Ingredients:
1 tablespoon olive oil
1 onion, diced
3 garlic cloves, minced
1 pound ground beef
2 tablespoons tomato paste
1 1/2 tablespoons chili powder
1 teaspoon cumin powder
1/2 teaspoon paprika
1/2 teaspoon cayenne pepper (optional)
1 can (14 oz) diced tomatoes
1 can (14 oz) red kidney beans, drained
1 cup beef broth
1 cup milk
2 cups elbow macaroni, uncooked
2 cups shredded cheddar cheese
Salt and pepper to taste
Fresh parsley, chopped (for garnish)
Instructions:
Heat the olive oil in a large pot over medium-high heat.
Add the onion and garlic, and cook until softened.
Add the ground beef and cook until browned.
Stir in the tomato paste, chili powder, cumin, paprika, and cayenne pepper (if using).
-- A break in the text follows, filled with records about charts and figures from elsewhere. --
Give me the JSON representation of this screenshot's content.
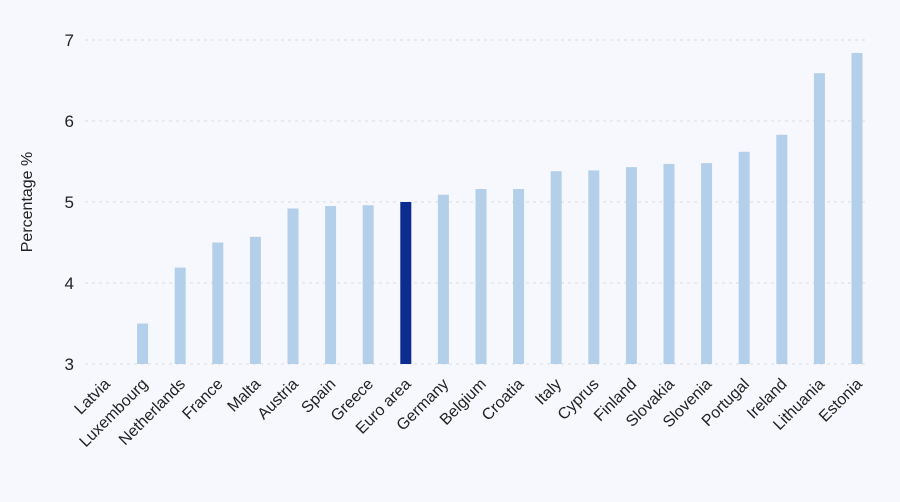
{
  "chart_data": {
    "type": "bar",
    "title": "",
    "xlabel": "",
    "ylabel": "Percentage %",
    "ylim": [
      3,
      7
    ],
    "yticks": [
      3,
      4,
      5,
      6,
      7
    ],
    "grid": true,
    "legend": "none",
    "categories": [
      "Latvia",
      "Luxembourg",
      "Netherlands",
      "France",
      "Malta",
      "Austria",
      "Spain",
      "Greece",
      "Euro area",
      "Germany",
      "Belgium",
      "Croatia",
      "Italy",
      "Cyprus",
      "Finland",
      "Slovakia",
      "Slovenia",
      "Portugal",
      "Ireland",
      "Lithuania",
      "Estonia"
    ],
    "values": [
      null,
      3.5,
      4.19,
      4.5,
      4.57,
      4.92,
      4.95,
      4.96,
      5.0,
      5.09,
      5.16,
      5.16,
      5.38,
      5.39,
      5.43,
      5.47,
      5.48,
      5.62,
      5.83,
      6.59,
      6.84
    ],
    "highlight": "Euro area",
    "colors": {
      "bar": "#b3cfe9",
      "highlight": "#0c2d8f",
      "background": "#f7f8fd"
    }
  }
}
Cook for 1 minute.
Add the diced tomatoes, red kidney beans, beef broth, and milk. Stir to combine.
Add the uncooked macaroni and bring to a simmer.
Cover and cook for about 12-15 minutes, or until the macaroni is tender, stirring occasionally.
Stir in the shredded cheddar cheese until melted and well combined.
Season with salt and pepper to taste.
Garnish with fresh parsley before serving.